WASHINGTON - Like a lot of people, the nation's weight problem is settling below its waistline. The states with the highest percentages of obese adults are mostly in the South: Mississippi, Alabama, West Virginia, Louisiana, and Tennessee.
In the entire nation, only Oregon isn't getting fatter. New York's percentage of obese adults increased 0.6% to 21.2%.
Some 22.7% of American adults were obese in the 2002-04 period, up slightly from 22% for 2001-03, says the advocacy group Trust for America's Health, citing data from the Centers for Disease Control and Prevention.
Alabama had the biggest increase. There, the obesity rate increased 1.5 percentage points to 27.7%.

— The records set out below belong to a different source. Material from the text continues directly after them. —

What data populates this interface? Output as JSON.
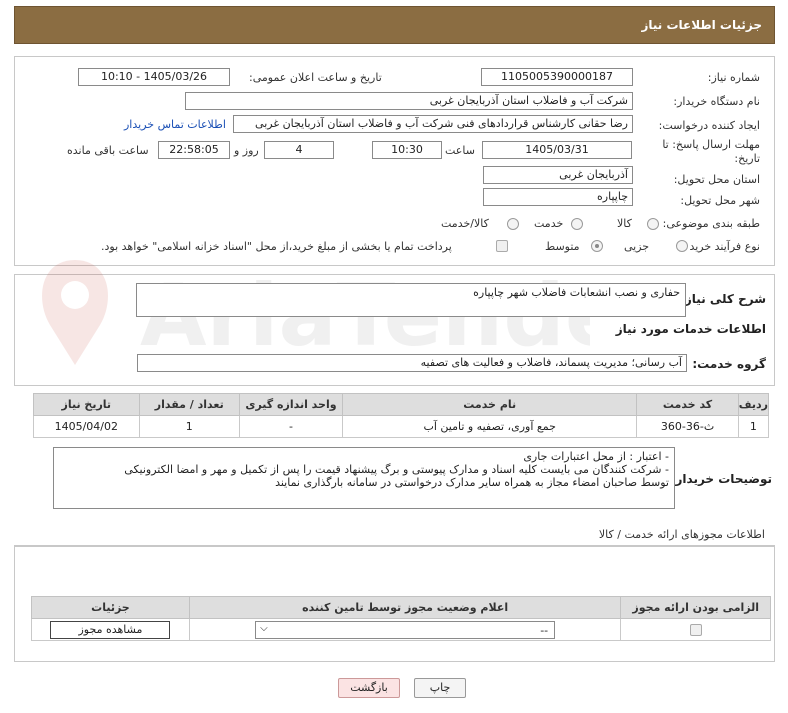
{
  "header": {
    "title": "جزئیات اطلاعات نیاز"
  },
  "form": {
    "need_number_label": "شماره نیاز:",
    "need_number": "1105005390000187",
    "announce_label": "تاریخ و ساعت اعلان عمومی:",
    "announce_value": "1405/03/26 - 10:10",
    "buyer_label": "نام دستگاه خریدار:",
    "buyer_value": "شرکت آب و فاضلاب استان آذربایجان غربی",
    "creator_label": "ایجاد کننده درخواست:",
    "creator_value": "رضا حقانی کارشناس قراردادهای فنی شرکت آب و فاضلاب استان آذربایجان غربی",
    "contact_link": "اطلاعات تماس خریدار",
    "deadline_label_1": "مهلت ارسال پاسخ: تا",
    "deadline_label_2": "تاریخ:",
    "deadline_date": "1405/03/31",
    "time_label": "ساعت",
    "deadline_time": "10:30",
    "days_value": "4",
    "days_label": "روز و",
    "remaining_time": "22:58:05",
    "remaining_label": "ساعت باقی مانده",
    "province_label": "استان محل تحویل:",
    "province_value": "آذربایجان غربی",
    "city_label": "شهر محل تحویل:",
    "city_value": "چاپپاره",
    "category_label": "طبقه بندی موضوعی:",
    "category_options": [
      "کالا",
      "خدمت",
      "کالا/خدمت"
    ],
    "process_label": "نوع فرآیند خرید :",
    "process_options": [
      "جزیی",
      "متوسط"
    ],
    "payment_note": "پرداخت تمام یا بخشی از مبلغ خرید،از محل \"اسناد خزانه اسلامی\" خواهد بود."
  },
  "summary": {
    "label": "شرح کلی نیاز:",
    "value": "حفاری و نصب انشعابات فاضلاب شهر چاپپاره"
  },
  "services": {
    "title": "اطلاعات خدمات مورد نیاز",
    "group_label": "گروه خدمت:",
    "group_value": "آب رسانی؛ مدیریت پسماند، فاضلاب و فعالیت های تصفیه",
    "columns": [
      "ردیف",
      "کد خدمت",
      "نام خدمت",
      "واحد اندازه گیری",
      "تعداد / مقدار",
      "تاریخ نیاز"
    ],
    "rows": [
      [
        "1",
        "ث-36-360",
        "جمع آوری، تصفیه و تامین آب",
        "-",
        "1",
        "1405/04/02"
      ]
    ]
  },
  "notes": {
    "label": "توضیحات خریدار:",
    "lines": [
      "- اعتبار : از محل اعتبارات جاری",
      "- شرکت کنندگان می بایست کلیه اسناد و مدارک پیوستی و برگ پیشنهاد قیمت را پس از تکمیل و مهر و امضا الکترونیکی",
      "توسط صاحبان امضاء مجاز به همراه سایر مدارک درخواستی در سامانه بارگذاری نمایند"
    ]
  },
  "permits": {
    "title": "اطلاعات مجوزهای ارائه خدمت / کالا",
    "columns": [
      "الزامی بودن ارائه مجوز",
      "اعلام وضعیت مجوز توسط تامین کننده",
      "جزئیات"
    ],
    "select_value": "--",
    "view_button": "مشاهده مجوز"
  },
  "actions": {
    "print": "چاپ",
    "back": "بازگشت"
  },
  "watermark": "AriaTender.net"
}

Eight states came in under 20%: Colorado, Massachusetts, Rhode Island, Connecticut, Vermont, Montana, Utah, and New Hampshire. But their figures were all rising. Oregon held steady at 21%.
Hawaii was not included in the group's report yesterday.

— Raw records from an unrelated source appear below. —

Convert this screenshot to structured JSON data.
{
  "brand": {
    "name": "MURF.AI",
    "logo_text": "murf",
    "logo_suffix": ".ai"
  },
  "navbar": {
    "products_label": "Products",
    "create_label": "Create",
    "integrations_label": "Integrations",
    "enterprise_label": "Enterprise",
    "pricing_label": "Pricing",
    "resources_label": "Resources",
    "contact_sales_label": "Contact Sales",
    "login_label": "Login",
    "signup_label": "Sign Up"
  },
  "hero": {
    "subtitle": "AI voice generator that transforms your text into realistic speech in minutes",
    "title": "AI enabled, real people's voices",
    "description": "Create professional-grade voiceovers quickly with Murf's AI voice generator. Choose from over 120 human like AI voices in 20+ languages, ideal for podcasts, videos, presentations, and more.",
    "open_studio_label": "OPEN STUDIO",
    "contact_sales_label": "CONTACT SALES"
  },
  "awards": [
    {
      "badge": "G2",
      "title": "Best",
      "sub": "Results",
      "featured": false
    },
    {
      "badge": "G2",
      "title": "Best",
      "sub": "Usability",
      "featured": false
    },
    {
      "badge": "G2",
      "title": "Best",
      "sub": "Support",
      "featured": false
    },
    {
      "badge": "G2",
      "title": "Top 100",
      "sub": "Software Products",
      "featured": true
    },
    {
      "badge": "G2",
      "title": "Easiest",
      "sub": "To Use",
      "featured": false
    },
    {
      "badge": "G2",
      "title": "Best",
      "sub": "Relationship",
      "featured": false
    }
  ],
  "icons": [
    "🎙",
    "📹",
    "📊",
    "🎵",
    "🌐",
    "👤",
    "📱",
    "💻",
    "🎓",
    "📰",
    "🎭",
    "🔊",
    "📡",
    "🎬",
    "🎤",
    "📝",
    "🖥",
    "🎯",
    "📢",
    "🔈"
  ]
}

While certain regions of the country fared worse than others, particularly the Southeast, the organization said that no state met the federal government's goal of a 15% obesity rate for adults by 2010.
An adult with a body mass index of 30 or more is considered obese. The equation used to figure body mass index is body weight in kilograms divided by height in meters squared. The measurement is not a good indicator of obesity for muscular people who exercise a lot.
"Bulging waistlines are growing, and it's going to cost taxpayers more dollars regardless of where you live," said Shelley Hearne, the organization's executive director.
Why the geographic patterns? Experts don't have any one clear answer. Some suggest that urban sprawl plays a role. Others say it's easier to find a burger and fries than apples and asparagus in poor communities.
Dr. Delia West, a professor of public health in Arkansas, said demographics play a part. The South has a larger percentage of minorities, who have shown an increased risk for obesity. She said Southerners also tend to lead a more sedentary lifestyle than their counterparts in states such as Colorado or Oregon. People will find fewer jogging trails in Little Rock than in Denver, she said.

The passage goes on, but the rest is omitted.